In this work, we simulate transport in a two-dimensional heterogeneous medium under spatially varying permeability and mobile-immobile mass transfer parameters. Equations are solved using a Lattice-Boltzmann TRT algorithm. We assume the following relation between the local permeability K and the local retention time 1/τ: 1/τ ≈K^γ.
Taking into account this relation, we investigate the impact of the Damköhler number (Da, ratio of the retention and convection time scales), the disorder of the permeability field and the value of the exponent of the coupling function (γ) on the spatial evolution of the concentration field and the breakthrough curve. We show that, depending on the parameters (Da, γ, etc.), we can observe normal or anomalous dispersion, which are characterized by power-law tails of solute breakthrough curves and non-linear evolution of the spatial variance of the solute distribution.
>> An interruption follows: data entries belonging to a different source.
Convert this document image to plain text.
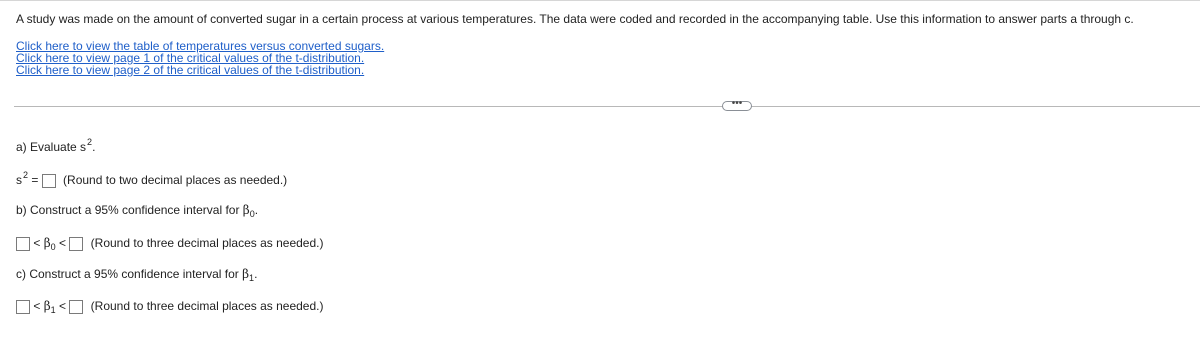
A study was made on the amount of converted sugar in a certain process at various temperatures. The data were coded and recorded in the accompanying table. Use this information to answer parts a through c.
Click here to view the table of temperatures versus converted sugars.
Click here to view page 1 of the critical values of the t-distribution.
Click here to view page 2 of the critical values of the t-distribution.
•••
a) Evaluate $s^2$.
$s^2$ = (Round to two decimal places as needed.)
b) Construct a 95% confidence interval for $\beta_0$.
< $\beta_0$ <  (Round to three decimal places as needed.)
c) Construct a 95% confidence interval for $\beta_1$.
< $\beta_1$ <  (Round to three decimal places as needed.)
These behaviors are upscaled using a continuous time random walk approach based on a spatial Markov model for particle velocities that couples advective-dispersive transport and heterogeneous mass transfer through a compound Poisson process. The model can be parameterized by the distributions of permeabilities and exchange parameters.
Coupling between the heterogeneous permeability field and the local mass transfer properties can strongly influence transport and explain the experimentally observed non-Gaussian behavior.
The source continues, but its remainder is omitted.